Hebrews leads us to sit in this tension. (I almost wonder if the baffling nature of this text is intentional: forcing us to really sit in the mood it evokes.)

We are in a world of sin and repeated death, which we must face up to. In this present world we remain enslaved to the constant cycle of world ending tragedy, death all around, our own failures and the failures of others … and so we are like the Israelites wandering in the wilderness, setting up altars wherever we rest for a while: constantly making amends, and beginning again, and trying in our fumbling, fragile ways to restore ourselves and our broken worlds. Over, and over, and over again.

And yet, and yet says Hebrews: “Jesus, the mediator of a new covenant … speaks a better word than the blood of Abel.” (Heb. 12.24)

We must be on guard here against readings of this text that see us replacing the promises of God to the Jewish people: simply setting aside the old ways of Torah for something new. We cannot do this, because we hear the better word of Jesus precisely and because we too learn from journeys in the wilderness. We hear the better word of Jesus only because we come lately and join the journey of God’s promise and people.

And this is the better word …

The word that is better than the blood of Abel, the crying out of the tragic death of humanity
The word that is better than all the injustice that goes unanswered in the world
The word that is better than land stained with suffering, and robbed of life
The word that is better than shaken foundations, and worlds that end daily

This is the better word:

God has answered our echoing prayer, we have called out to God from the cycle of tragedy:

“Hosanna, Save us, we pray, you beyond all!”

And God has answered this call, entering into a world that is strange and ill-fitting of the divine. God has become the human one among us, feeling the loss of betrayal, suffering the persecutions of the powerful, beaten and bruised, murdered and pierced.
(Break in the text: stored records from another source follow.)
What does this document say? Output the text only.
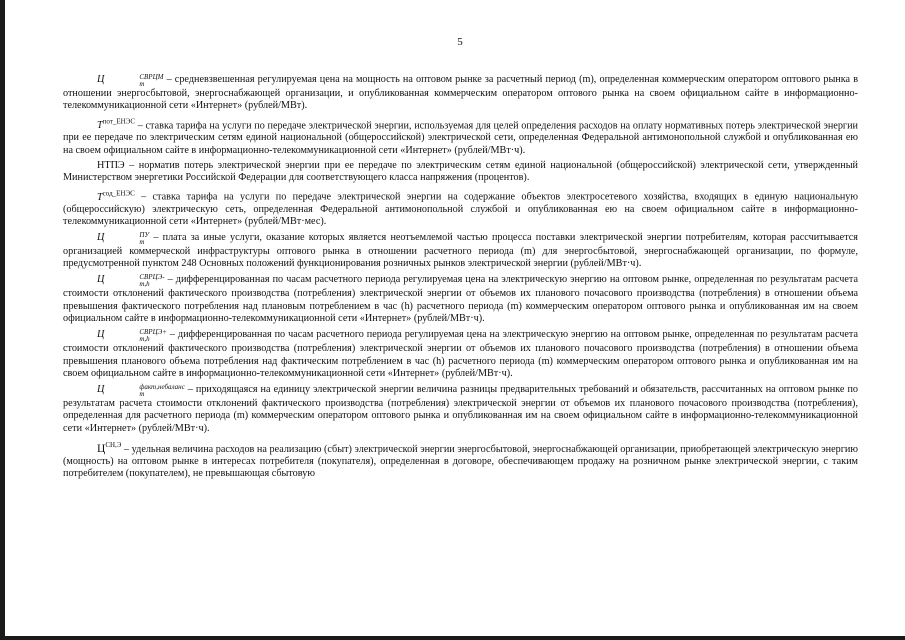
5

Ц	СВРЦМ
m	– средневзвешенная регулируемая цена на мощность на оптовом рынке за расчетный период (m), определенная коммерческим оператором оптового рынка в отношении энергосбытовой, энергоснабжающей организации, и опубликованная коммерческим оператором оптового рынка на своем официальном сайте в информационно-телекоммуникационной сети «Интернет» (рублей/МВт).

$Т^{пот\_ЕНЭС}$ – ставка тарифа на услуги по передаче электрической энергии, используемая для целей определения расходов на оплату нормативных потерь электрической энергии при ее передаче по электрическим сетям единой национальной (общероссийской) электрической сети, определенная Федеральной антимонопольной службой и опубликованная ею на своем официальном сайте в информационно-телекоммуникационной сети «Интернет» (рублей/МВт·ч).

НТПЭ – норматив потерь электрической энергии при ее передаче по электрическим сетям единой национальной (общероссийской) электрической сети, утвержденный Министерством энергетики Российской Федерации для соответствующего класса напряжения (процентов).

$Т^{сод\_ЕНЭС}$ – ставка тарифа на услуги по передаче электрической энергии на содержание объектов электросетевого хозяйства, входящих в единую национальную (общероссийскую) электрическую сеть, определенная Федеральной антимонопольной службой и опубликованная ею на своем официальном сайте в информационно-телекоммуникационной сети «Интернет» (рублей/МВт·мес).

Ц	ПУ
m – плата за иные услуги, оказание которых является неотъемлемой частью процесса поставки электрической энергии потребителям, которая рассчитывается организацией коммерческой инфраструктуры оптового рынка в отношении расчетного периода (m) для энергосбытовой, энергоснабжающей организации, по формуле, предусмотренной пунктом 248 Основных положений функционирования розничных рынков электрической энергии (рублей/МВт·ч).

Ц	СВРЦЭ-
m,h	– дифференцированная по часам расчетного периода регулируемая цена на электрическую энергию на оптовом рынке, определенная по результатам расчета стоимости отклонений фактического производства (потребления) электрической энергии от объемов их планового почасового производства (потребления) в отношении объема превышения фактического потребления над плановым потреблением в час (h) расчетного периода (m) коммерческим оператором оптового рынка и опубликованная им на своем официальном сайте в информационно-телекоммуникационной сети «Интернет» (рублей/МВт·ч).

Ц	СВРЦЭ+
m,h	– дифференцированная по часам расчетного периода регулируемая цена на электрическую энергию на оптовом рынке, определенная по результатам расчета стоимости отклонений фактического производства (потребления) электрической энергии от объемов их планового почасового производства (потребления) в отношении объема превышения планового объема потребления над фактическим потреблением в час (h) расчетного периода (m) коммерческим оператором оптового рынка и опубликованная им на своем официальном сайте в информационно-телекоммуникационной сети «Интернет» (рублей/МВт·ч).

Ц	факт,небаланс
m	– приходящаяся на единицу электрической энергии величина разницы предварительных требований и обязательств, рассчитанных на оптовом рынке по результатам расчета стоимости отклонений фактического производства (потребления) электрической энергии от объемов их планового почасового производства (потребления), определенная для расчетного периода (m) коммерческим оператором оптового рынка и опубликованная им на своем официальном сайте в информационно-телекоммуникационной сети «Интернет» (рублей/МВт·ч).

$Ц^{СН,Э}$ – удельная величина расходов на реализацию (сбыт) электрической энергии энергосбытовой, энергоснабжающей организации, приобретающей электрическую энергию (мощность) на оптовом рынке в интересах потребителя (покупателя), определенная в договоре, обеспечивающем продажу на розничном рынке электрической энергии, с таким потребителем (покупателем), не превышающая сбытовую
The whole story of humanity is gathered in this human one, this Son of Man who comes on the clouds as if from Heaven itself: this one has come and gathered in all humanity and put God where the people die.

The cycle of our human frailty that separates us from God is broken by this one, by Jesus who speaks the word that is better than the blood of Abel crying from the land. This cycle is not broken because the world has no more tragedy; and we cannot accept the welcome into God’s presence without acknowledging that the foundations of worlds continue to shake. The promise of Christ’s presence breaks the cycle of our abandonment in the wilderness, because the living God has now entered fully into our journey.
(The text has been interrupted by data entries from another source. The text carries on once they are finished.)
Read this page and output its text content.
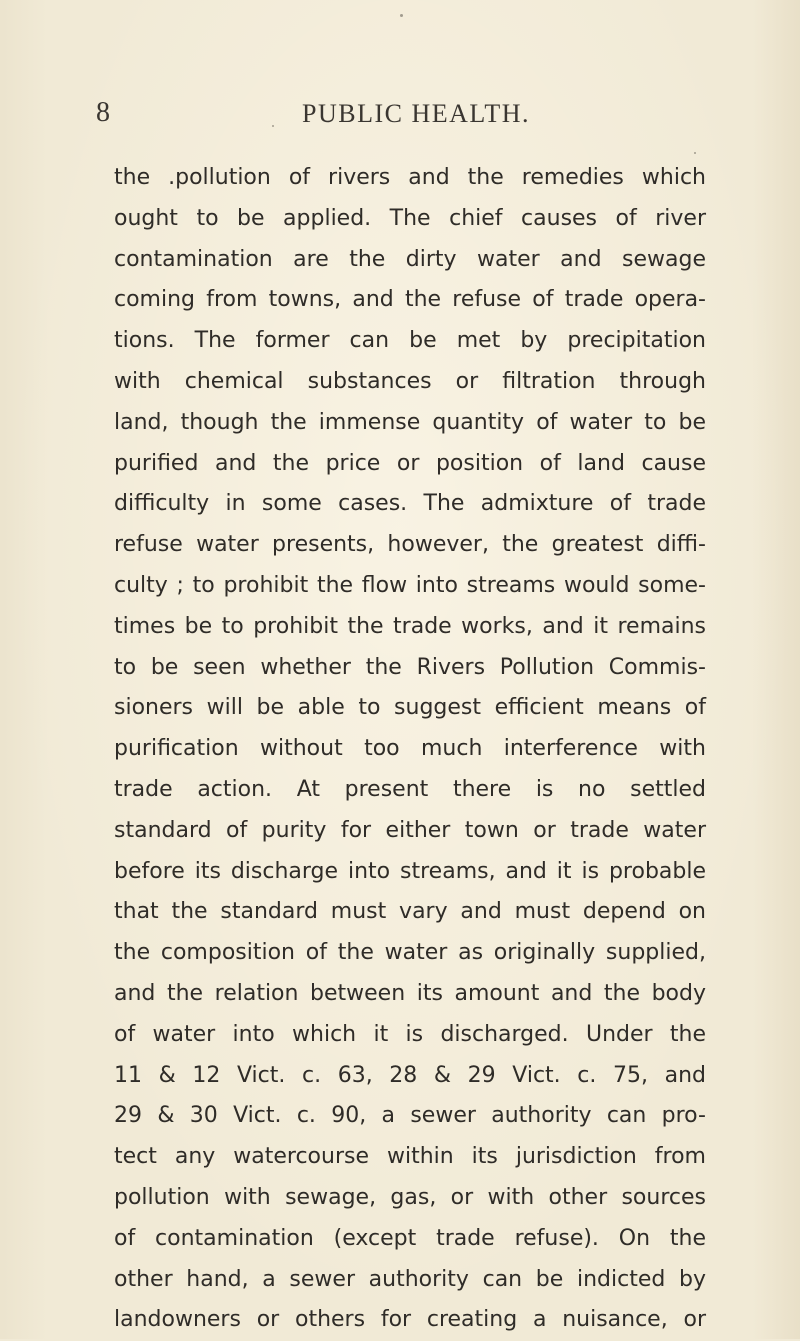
8	PUBLIC HEALTH.
the .pollution of rivers and the remedies which
ought to be applied. The chief causes of river
contamination are the dirty water and sewage
coming from towns, and the refuse of trade opera-
tions. The former can be met by precipitation
with chemical substances or filtration through
land, though the immense quantity of water to be
purified and the price or position of land cause
difficulty in some cases. The admixture of trade
refuse water presents, however, the greatest diffi-
culty ; to prohibit the flow into streams would some-
times be to prohibit the trade works, and it remains
to be seen whether the Rivers Pollution Commis-
sioners will be able to suggest efficient means of
purification without too much interference with
trade action. At present there is no settled
standard of purity for either town or trade water
before its discharge into streams, and it is probable
that the standard must vary and must depend on
the composition of the water as originally supplied,
and the relation between its amount and the body
of water into which it is discharged. Under the
11 & 12 Vict. c. 63, 28 & 29 Vict. c. 75, and
29 & 30 Vict. c. 90, a sewer authority can pro-
tect any watercourse within its jurisdiction from
pollution with sewage, gas, or with other sources
of contamination (except trade refuse). On the
other hand, a sewer authority can be indicted by
landowners or others for creating a nuisance, or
The fullness of God has reached out and grasped
The fullness of God embraces us with love
The fullness of God has called us holy, and is making us holy

You are holy and loved by God
You are holy and loved by God

In the midst of all failure, all tragedy, all injustice:

You are holy and loved by God.

We have not come to a reconciled world that can be touched, we are not led by a pillar of blazing fire through our wilderness, and the tempest and the trumpet and the voice of God do not regularly sound aloud in our Assemblies …
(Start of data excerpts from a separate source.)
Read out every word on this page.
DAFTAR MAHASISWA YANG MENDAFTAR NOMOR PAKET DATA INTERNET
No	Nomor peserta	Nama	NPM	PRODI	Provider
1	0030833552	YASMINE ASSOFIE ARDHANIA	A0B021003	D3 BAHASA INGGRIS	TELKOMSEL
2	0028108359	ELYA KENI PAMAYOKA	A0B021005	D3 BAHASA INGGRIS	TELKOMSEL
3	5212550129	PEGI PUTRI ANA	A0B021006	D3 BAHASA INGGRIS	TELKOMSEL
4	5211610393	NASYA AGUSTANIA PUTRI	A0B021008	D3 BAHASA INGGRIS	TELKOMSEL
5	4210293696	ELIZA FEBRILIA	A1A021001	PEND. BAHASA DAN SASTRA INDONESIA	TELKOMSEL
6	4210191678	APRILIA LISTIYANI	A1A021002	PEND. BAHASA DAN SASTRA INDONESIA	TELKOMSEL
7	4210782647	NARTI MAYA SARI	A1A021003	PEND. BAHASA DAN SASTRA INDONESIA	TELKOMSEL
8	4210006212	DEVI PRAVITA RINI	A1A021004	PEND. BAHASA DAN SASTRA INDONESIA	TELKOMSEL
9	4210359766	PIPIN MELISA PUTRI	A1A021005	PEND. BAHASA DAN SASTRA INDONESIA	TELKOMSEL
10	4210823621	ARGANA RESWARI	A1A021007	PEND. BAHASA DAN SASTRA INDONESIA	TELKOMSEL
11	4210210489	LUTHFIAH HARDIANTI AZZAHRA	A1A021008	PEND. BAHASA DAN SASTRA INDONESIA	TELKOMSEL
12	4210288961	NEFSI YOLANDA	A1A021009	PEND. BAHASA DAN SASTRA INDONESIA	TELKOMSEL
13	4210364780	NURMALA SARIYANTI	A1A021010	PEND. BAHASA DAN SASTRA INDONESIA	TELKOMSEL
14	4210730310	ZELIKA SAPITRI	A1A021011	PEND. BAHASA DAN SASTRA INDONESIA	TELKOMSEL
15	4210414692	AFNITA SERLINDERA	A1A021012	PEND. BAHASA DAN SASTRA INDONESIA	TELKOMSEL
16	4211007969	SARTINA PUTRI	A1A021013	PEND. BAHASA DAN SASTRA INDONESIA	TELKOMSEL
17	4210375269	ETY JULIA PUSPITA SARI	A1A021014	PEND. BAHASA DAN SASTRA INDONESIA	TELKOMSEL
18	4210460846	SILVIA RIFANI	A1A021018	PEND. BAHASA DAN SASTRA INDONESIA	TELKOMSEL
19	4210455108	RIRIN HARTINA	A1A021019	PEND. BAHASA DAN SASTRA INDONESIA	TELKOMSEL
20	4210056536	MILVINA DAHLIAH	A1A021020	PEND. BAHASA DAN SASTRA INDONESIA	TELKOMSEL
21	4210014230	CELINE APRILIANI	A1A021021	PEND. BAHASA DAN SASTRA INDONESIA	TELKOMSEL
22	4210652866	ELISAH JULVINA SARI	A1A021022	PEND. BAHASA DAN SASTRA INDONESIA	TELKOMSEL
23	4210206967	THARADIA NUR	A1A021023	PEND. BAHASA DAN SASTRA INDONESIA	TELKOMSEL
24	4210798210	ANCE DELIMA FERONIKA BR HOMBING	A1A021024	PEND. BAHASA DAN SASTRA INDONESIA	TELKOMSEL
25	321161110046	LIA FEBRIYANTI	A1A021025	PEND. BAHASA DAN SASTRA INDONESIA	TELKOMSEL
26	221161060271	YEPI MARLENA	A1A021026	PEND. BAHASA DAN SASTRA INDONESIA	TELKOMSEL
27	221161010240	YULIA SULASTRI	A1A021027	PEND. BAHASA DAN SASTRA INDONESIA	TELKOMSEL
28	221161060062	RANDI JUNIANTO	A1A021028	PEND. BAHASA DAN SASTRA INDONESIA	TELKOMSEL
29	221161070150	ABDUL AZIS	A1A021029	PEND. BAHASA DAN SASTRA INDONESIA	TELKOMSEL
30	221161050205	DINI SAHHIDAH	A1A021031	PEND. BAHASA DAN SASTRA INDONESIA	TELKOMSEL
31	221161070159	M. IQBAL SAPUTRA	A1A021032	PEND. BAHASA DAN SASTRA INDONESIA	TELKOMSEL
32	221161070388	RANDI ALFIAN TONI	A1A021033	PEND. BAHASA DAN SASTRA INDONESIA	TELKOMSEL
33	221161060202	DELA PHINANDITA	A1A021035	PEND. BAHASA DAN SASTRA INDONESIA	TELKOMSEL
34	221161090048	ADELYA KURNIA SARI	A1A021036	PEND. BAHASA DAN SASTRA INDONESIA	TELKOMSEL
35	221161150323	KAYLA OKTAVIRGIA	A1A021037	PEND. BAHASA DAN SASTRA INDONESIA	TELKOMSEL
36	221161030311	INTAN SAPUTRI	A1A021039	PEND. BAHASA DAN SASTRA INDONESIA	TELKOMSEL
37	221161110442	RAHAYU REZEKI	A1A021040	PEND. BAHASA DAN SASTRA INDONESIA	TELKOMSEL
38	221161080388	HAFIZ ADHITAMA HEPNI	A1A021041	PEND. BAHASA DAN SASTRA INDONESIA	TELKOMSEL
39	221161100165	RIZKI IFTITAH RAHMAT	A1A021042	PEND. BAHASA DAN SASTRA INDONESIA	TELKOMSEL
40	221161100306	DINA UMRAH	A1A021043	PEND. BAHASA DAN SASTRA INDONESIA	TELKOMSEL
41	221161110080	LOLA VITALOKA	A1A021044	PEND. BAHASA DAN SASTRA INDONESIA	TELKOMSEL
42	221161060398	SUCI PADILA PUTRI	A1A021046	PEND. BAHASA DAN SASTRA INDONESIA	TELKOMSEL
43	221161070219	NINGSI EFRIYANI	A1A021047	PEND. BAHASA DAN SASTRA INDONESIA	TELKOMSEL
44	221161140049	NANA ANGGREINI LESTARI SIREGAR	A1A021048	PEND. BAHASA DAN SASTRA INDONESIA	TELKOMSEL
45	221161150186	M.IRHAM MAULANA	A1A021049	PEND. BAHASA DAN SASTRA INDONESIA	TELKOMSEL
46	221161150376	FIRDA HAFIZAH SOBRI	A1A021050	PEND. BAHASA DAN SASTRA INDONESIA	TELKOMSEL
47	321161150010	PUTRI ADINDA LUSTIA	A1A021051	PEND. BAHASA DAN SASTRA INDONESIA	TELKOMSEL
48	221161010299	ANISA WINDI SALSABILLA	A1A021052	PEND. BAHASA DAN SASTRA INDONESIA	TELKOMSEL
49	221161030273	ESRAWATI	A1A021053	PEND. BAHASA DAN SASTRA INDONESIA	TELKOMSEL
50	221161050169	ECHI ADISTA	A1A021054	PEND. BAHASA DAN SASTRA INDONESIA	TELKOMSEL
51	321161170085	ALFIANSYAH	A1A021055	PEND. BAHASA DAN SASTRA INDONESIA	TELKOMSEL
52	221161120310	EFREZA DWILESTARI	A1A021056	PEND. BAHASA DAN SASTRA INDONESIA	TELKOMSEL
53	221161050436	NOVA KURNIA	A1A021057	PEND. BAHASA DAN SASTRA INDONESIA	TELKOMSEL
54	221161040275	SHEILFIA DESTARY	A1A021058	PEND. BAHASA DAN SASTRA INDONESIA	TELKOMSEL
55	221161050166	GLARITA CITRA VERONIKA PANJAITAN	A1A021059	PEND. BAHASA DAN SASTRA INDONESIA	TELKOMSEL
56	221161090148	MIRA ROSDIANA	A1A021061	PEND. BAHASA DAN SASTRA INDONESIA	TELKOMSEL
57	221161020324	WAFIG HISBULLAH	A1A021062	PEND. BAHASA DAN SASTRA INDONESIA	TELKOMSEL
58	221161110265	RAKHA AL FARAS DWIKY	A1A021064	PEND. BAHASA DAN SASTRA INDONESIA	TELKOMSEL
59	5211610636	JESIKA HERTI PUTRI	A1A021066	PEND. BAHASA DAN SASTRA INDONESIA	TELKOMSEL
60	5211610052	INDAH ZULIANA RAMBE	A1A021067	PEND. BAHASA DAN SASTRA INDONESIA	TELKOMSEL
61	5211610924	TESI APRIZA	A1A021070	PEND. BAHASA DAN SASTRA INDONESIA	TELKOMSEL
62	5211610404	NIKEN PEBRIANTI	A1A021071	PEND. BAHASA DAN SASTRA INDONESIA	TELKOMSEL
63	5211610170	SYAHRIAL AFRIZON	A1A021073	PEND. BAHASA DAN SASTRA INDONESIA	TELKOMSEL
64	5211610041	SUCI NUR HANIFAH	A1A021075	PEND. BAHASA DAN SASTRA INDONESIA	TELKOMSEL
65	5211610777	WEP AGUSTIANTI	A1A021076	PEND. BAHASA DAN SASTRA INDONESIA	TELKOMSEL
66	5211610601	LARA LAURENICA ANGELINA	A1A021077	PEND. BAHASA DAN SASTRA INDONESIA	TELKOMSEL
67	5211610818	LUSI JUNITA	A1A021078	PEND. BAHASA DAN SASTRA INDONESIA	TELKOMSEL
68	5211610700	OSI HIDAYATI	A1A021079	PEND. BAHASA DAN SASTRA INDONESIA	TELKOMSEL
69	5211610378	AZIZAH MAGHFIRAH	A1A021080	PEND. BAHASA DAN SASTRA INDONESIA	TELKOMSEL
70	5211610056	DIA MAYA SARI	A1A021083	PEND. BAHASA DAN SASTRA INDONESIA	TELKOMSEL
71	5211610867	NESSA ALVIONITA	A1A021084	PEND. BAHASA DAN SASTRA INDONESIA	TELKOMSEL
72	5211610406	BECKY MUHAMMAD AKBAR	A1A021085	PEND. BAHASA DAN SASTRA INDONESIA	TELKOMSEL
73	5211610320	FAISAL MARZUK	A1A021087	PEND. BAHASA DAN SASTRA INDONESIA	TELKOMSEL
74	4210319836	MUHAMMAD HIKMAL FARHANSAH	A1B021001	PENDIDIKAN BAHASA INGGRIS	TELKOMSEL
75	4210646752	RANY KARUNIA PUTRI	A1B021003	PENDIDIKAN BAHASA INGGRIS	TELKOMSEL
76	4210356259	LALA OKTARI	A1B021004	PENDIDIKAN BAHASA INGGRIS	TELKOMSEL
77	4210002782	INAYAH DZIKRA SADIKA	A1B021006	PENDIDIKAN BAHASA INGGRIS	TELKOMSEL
And yet we are holy and loved by God, called to the deeper, invisible world which can no longer shake. Though the world ends over and repeatedly, we live for the world in which justice and mercy kiss.

The world in which the cry of the blood from the land — the cry of First Peoples — no longer has to call out, because justice is done.
The world in which all who were told their love made them unholy are told that they are holy and beloved.
The world in which the land sustains life, and the life of the land is sustained.
The world in which the pioneer and perfecter of peace causes all war to cease.

We live for the world beyond tragedy … the world through tragedy. The world without end. For this is the journey with God. Amen.